Appendix: Wait, && and const& after methods? rvalue references to *this?

C++11 added rvalue references. But the this or self parameter to functions is special. To select which overload of a method based on the rvalue/lvalue-ness of the object being invoked, you can use & or && after the end of the method.

This works much like the type of a parameter to a function. && after the method states that the method should be called only on non-const rvalues; const& means it should be called for constant lvalues. Things that don't exactly match follow the usual precidence rules.

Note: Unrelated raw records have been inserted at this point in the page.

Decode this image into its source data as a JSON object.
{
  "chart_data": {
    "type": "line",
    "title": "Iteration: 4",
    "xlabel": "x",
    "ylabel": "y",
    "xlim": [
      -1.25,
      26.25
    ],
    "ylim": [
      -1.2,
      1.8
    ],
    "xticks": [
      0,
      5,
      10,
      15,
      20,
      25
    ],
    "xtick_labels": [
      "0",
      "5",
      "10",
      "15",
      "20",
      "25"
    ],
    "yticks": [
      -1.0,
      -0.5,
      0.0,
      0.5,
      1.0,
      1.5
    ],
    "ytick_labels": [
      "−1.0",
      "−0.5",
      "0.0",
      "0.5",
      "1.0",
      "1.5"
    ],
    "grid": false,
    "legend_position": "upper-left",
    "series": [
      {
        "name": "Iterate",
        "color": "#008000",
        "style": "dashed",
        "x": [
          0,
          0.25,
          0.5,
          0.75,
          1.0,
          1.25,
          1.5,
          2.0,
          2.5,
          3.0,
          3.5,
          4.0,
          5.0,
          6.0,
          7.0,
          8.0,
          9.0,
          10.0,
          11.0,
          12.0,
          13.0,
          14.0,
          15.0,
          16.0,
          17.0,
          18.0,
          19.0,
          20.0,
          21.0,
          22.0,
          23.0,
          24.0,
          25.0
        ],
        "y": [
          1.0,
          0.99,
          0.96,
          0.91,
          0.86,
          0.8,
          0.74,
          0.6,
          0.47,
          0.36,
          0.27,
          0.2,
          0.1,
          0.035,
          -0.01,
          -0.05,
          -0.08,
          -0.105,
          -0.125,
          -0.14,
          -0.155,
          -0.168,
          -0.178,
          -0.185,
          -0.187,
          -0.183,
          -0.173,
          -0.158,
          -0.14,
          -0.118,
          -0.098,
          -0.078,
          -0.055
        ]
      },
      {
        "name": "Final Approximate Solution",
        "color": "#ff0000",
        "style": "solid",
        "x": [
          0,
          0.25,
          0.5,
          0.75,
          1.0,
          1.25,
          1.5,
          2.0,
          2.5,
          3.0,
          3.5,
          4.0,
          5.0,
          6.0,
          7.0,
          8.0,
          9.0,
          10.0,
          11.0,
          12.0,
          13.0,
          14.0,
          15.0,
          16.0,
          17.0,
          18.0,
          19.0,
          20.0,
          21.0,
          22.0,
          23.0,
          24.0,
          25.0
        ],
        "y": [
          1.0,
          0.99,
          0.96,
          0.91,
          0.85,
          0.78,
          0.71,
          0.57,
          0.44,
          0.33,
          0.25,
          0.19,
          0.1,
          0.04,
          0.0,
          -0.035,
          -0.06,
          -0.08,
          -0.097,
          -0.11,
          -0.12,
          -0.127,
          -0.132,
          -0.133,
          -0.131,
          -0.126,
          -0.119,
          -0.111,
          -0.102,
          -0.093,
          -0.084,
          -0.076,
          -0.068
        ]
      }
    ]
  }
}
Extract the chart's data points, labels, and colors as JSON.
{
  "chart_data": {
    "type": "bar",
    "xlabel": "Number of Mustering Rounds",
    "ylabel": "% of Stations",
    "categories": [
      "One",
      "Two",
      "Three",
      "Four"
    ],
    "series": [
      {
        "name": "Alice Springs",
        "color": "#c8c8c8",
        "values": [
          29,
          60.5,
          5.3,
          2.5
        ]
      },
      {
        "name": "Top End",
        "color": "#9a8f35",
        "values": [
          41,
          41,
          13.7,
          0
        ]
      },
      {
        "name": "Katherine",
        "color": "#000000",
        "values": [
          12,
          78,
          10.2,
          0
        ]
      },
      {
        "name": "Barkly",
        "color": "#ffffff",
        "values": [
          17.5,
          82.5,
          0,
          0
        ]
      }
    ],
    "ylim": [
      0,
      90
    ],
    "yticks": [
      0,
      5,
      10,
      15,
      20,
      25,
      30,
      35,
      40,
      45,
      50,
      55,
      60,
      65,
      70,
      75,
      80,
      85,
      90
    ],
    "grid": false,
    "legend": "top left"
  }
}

When you have a method that returns a reference into an object, make sure you catch temporaries with a && overload and either don't return a reference in those cases (return a value), or =delete the method.


S().func()

This constructs a temporary object, and invokes a method that returns a reference to a std::string that's owned (indirectly) by the temporary object (the std::string is in the container that's a part of the temporary object).

After obtaining the reference, the temporary object gets destroyed. This also destroys the std::string that was owned (indirectly) by the temporary object.

After that point, any further usage of the referenced object becomes undefined behavior. Such as iterating over its contents.

This is a very common pitfall, when it comes to using range iteration. Yours truly is also guilty of getting tripped over this.